Suoniemi_2002_Lait_82_81

An esterase gene, estA, from Propionibacterium freudenreichii ssp. shermanii was cloned in Eschericia coli. The clone, carrying a 3.1-kb insert, caused lipolysis on tributyrin agar during incubation at 4 C. The insert was sequenced and analyzed. It revealed two open reading frames, ORF1 and ORF2. ORF1 has a capability to code for a protein of 41.8 kg $\cdot$mol -1 (388 aa) and shares up to 38% identity with esterases or lipases from several bacteria.
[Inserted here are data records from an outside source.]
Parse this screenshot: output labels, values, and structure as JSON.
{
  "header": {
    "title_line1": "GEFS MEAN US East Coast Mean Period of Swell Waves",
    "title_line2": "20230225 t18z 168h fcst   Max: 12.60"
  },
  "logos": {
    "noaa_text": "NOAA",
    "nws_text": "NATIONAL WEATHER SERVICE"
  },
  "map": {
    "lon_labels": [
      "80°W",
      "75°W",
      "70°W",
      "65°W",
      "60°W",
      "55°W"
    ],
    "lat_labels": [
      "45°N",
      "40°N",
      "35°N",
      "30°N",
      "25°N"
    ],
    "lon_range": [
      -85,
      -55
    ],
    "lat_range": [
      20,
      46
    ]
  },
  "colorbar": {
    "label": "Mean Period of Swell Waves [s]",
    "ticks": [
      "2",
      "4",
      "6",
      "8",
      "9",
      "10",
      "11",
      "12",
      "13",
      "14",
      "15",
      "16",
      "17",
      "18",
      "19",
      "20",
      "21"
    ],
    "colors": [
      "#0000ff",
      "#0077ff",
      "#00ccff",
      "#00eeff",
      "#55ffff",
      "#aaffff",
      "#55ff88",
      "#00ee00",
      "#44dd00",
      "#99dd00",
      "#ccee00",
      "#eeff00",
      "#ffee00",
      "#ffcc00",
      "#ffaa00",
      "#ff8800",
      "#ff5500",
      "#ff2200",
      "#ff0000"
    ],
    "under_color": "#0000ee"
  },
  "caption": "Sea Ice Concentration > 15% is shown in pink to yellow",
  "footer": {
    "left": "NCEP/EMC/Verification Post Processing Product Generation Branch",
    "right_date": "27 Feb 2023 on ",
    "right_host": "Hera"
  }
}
ORF2 encodes for a protein of 42.7 kg $\cdot$mol -1 (379 aa) and shares 62% identity with CaiA, a carnitine operon oxidoreductase with a CoA-binding site. The lipolytic enzyme coded by ORF1 degraded p-nitrophenyl butyrate, p-nitrophenyl caproate and tributyrin, but not long chain fatty acid substrates like p-nitrophenyl palmitate or triolein triglyceride. Based on the preference for short chain fatty acids, and the homology profiles, the ORF1 was named an esterase, EstA. The esterase degraded p-nitrophenyl butyrate between 4 C and 55 C, the optimum being at 37 C. The highest activity was detected at pH 8.